ACC bullies claimants before Christmas
By Dave Crampton
ACC Case Managers and staff at ACC subsidiary Catalyst are sending illegal rehabilitation plans to claimants asking for them to be signed and returned by Christmas. If they are not signed the implication is that entitlements could be cut. One claimant received a letter on the 13th December and was asked to return it by the 19th December.
Scoop had earlier warned that ACC may attempt to disentitle claimants before Christmas and some claimants think that their possible disentitlement could lead to Christmas bonuses for ACC staff.
Rehabilitation plans are a legislative requirement for all claimants who have been on ACC for more than 13 weeks. These plans are designed to assist claimants off the scheme and back to work – or if they had no job prior to the accident, fully rehabilitated. One claimant, who has been on ACC for 10 years, says he has never signed a rehabilitation plan and received his first one last week – and it came as a bit of a surprise.
Yet rehabilitation plans are supposed to be a collaboration between claimants and case managers in a joint effort to rehabilitate claimants off ACC. Claimants say the plans sent last week are shonky as there are relevant details missing from the documents. Claimants are worried they will be kicked off ACC if they don’t sign the plans and say it amounts to nothing less than bullying.
This writer has corresponded with at least three people over the weekend who have received letters from ACC with a return date of either 19 or 21 December. This writer has seen the letter and notes that ACC says that as a rehabilitation plan is a legislative requirement, it has to be returned by 21 December, implying that the date is also part of the legislative requirement – which of course it isn’t.
ACC believes it has the authority to suspend entitlements if claimants refuse to agree to or comply with a rehabilitation plan. Yet ACC claimants have the right to be involved in developing rehabilitation plans, they have a right to be involved in the plan process and preparation and they have a right to refer that plan to their doctor.
However, Schedule 1 clause 8 (2) & (3) confers discretionary power on ACC to implement the plan with or without the claimant's agreement or signature after a reasonable time period. This may negate ACC's power to suspend because it has the power to implement the plan regardless.

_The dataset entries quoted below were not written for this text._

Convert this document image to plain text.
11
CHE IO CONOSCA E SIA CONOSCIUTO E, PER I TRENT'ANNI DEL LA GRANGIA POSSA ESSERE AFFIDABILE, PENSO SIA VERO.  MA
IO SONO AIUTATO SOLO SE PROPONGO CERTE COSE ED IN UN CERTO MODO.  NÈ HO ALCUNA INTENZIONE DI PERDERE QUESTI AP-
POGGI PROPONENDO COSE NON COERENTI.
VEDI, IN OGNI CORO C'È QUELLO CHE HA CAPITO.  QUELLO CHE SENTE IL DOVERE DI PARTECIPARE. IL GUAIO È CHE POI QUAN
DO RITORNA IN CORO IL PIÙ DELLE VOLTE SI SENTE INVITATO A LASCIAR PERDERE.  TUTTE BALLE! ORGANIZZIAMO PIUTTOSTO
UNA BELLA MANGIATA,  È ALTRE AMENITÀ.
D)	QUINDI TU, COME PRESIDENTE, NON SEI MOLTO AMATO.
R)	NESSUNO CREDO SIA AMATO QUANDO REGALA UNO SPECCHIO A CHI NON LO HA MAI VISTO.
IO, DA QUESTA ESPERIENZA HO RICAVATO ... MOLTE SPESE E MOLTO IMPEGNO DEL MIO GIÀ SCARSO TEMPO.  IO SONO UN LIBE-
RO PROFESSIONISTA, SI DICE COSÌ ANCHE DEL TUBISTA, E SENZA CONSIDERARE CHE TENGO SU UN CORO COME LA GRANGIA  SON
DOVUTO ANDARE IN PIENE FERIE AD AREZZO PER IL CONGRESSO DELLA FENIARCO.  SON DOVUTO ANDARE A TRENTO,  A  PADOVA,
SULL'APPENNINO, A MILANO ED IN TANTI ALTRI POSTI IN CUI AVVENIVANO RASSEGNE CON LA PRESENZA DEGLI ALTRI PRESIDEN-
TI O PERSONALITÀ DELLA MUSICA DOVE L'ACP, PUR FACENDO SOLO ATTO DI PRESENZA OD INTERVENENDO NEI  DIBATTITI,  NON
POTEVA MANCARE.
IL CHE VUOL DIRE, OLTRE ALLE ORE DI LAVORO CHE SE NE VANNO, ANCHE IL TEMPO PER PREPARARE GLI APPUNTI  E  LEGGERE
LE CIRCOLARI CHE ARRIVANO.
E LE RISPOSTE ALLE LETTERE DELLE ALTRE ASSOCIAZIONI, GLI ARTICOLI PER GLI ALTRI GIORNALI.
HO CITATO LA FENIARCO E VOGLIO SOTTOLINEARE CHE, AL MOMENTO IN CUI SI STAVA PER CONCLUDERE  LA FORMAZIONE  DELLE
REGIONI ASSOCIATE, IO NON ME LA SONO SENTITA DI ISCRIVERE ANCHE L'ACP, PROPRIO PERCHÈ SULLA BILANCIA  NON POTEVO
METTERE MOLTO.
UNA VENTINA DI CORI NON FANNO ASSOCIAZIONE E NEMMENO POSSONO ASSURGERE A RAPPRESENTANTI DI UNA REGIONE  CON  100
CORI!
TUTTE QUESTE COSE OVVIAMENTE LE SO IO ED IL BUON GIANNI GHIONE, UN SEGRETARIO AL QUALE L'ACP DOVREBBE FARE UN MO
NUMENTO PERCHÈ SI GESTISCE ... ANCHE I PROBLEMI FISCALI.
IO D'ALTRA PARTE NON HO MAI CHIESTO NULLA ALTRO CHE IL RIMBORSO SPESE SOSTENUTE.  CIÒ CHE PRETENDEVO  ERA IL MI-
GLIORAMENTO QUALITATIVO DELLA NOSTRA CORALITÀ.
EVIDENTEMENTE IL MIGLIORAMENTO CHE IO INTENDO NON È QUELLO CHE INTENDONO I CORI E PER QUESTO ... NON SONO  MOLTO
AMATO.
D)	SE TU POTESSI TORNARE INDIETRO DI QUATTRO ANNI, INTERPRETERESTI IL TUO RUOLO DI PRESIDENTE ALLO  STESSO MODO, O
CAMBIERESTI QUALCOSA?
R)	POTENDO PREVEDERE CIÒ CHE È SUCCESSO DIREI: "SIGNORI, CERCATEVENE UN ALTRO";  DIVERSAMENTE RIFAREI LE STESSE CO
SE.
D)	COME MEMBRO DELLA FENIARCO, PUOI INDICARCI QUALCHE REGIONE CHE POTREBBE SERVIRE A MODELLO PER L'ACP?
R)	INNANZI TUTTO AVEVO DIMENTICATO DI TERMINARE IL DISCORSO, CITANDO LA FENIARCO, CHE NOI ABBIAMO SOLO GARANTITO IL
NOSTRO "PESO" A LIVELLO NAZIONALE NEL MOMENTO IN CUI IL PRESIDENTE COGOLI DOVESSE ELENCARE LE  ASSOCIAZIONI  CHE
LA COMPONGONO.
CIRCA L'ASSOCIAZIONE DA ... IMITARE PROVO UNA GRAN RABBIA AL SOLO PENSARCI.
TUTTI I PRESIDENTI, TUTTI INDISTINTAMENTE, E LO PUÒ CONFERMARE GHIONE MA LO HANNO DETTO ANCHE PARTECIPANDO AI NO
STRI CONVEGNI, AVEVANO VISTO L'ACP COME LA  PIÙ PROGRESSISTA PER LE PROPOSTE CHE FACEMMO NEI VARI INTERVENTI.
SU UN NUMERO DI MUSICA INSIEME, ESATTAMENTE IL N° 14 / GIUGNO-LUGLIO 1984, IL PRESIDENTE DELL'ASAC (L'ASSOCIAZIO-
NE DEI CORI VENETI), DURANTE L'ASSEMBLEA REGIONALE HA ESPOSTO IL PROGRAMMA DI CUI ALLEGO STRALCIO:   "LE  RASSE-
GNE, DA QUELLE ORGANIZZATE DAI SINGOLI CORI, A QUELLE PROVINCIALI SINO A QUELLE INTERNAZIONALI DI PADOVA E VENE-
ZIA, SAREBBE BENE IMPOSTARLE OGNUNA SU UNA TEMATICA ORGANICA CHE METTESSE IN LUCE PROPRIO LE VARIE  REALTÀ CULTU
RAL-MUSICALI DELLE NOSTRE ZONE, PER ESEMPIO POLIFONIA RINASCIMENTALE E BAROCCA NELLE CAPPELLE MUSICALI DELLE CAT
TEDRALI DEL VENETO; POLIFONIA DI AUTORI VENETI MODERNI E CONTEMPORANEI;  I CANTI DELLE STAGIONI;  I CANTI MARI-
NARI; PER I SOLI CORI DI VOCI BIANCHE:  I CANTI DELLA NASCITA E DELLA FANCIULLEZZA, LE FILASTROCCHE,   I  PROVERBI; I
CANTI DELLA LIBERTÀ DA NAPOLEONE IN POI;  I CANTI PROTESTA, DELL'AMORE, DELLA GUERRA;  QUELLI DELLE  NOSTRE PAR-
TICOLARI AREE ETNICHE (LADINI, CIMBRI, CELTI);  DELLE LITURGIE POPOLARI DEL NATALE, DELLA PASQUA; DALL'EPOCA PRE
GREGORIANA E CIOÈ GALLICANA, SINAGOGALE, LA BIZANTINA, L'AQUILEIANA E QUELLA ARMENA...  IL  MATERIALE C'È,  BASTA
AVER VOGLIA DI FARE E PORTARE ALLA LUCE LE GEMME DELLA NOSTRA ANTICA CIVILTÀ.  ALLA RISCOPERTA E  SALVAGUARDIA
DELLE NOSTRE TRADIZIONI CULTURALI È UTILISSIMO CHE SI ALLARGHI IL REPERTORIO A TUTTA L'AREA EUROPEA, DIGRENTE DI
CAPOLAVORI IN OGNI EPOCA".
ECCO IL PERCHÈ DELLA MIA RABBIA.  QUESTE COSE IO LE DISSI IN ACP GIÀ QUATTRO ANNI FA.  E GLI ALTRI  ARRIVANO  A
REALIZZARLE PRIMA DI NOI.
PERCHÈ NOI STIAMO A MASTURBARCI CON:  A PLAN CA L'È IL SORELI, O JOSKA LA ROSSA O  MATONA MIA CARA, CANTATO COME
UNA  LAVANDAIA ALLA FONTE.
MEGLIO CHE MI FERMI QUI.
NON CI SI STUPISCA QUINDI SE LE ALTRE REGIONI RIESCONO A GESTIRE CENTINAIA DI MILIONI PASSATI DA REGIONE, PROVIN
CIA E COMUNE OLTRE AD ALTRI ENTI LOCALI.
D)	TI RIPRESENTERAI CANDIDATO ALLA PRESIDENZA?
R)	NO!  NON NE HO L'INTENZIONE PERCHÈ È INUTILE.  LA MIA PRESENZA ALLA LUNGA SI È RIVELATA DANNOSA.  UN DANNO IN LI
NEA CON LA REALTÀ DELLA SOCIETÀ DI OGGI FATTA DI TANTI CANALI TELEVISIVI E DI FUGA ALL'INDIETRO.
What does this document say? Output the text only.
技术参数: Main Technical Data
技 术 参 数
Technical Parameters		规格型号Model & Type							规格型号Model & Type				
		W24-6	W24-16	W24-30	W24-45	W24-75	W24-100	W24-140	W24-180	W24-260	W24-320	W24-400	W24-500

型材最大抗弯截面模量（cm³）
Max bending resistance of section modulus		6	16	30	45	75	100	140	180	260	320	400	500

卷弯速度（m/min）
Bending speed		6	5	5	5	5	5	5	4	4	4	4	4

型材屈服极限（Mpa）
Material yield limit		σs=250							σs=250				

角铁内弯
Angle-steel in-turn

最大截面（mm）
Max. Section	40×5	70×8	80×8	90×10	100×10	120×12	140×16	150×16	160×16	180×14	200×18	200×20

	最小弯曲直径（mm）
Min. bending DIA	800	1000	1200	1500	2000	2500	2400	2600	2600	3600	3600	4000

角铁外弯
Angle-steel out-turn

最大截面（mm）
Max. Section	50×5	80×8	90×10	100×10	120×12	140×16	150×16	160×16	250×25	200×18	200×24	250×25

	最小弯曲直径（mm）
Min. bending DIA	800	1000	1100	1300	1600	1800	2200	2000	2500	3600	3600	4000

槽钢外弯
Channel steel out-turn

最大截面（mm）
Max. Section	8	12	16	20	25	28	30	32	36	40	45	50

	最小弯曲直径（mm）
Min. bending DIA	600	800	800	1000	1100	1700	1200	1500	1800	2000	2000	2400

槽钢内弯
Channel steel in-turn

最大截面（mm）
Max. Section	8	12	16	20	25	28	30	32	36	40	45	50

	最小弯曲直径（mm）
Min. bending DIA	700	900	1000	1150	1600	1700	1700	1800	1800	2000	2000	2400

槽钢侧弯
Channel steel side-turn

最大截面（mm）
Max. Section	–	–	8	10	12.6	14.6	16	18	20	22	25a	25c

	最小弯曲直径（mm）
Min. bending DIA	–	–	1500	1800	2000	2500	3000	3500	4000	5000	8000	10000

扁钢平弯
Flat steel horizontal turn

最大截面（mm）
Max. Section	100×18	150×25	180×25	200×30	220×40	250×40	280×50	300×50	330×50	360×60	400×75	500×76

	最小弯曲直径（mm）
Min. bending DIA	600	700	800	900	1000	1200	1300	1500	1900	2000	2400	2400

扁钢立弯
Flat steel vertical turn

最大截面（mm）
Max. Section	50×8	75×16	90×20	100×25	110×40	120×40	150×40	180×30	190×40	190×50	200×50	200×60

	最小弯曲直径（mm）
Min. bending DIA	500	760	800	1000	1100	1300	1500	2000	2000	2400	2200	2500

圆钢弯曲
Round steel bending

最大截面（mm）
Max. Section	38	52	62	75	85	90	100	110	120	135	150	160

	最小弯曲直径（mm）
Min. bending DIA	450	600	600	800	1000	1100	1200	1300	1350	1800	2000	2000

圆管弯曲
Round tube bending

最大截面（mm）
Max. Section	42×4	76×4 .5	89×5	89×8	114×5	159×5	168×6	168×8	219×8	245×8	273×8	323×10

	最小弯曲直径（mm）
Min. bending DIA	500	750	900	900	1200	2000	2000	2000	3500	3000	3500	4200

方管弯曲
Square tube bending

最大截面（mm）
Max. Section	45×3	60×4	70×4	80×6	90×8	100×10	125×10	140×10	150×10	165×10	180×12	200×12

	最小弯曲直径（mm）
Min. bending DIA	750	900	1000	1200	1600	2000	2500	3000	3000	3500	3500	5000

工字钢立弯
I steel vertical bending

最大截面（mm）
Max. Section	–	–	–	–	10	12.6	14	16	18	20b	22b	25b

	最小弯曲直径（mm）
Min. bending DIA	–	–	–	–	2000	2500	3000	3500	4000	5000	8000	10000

Even if some claimants sign the rehabilitation plans they have the right to go to review on these plans if they later do not agree with them. If they were found to have signed under duress and with no adequate time frame to refer the plans to a GP or lawyer, they would most likely win the review and waste ACC’s time. The case manager will have to draft up another rehabilitation plan and go through the process correctly.
So why the haste before Christmas? Six days is not a reasonable time period to sign and return a rehabilitation plan, discuss it with a doctor, a case manager and an advocate merely because case managers want to “sort it out” before they go on Christmas leave with good exit figures.
Maybe all claimants who have
no rehabilitation plan should go to review on their file and
those who are getting rushed rehabilitation plans should
request a copy of their file and find out why, all of a
sudden, their file needs a rehabilitation plan.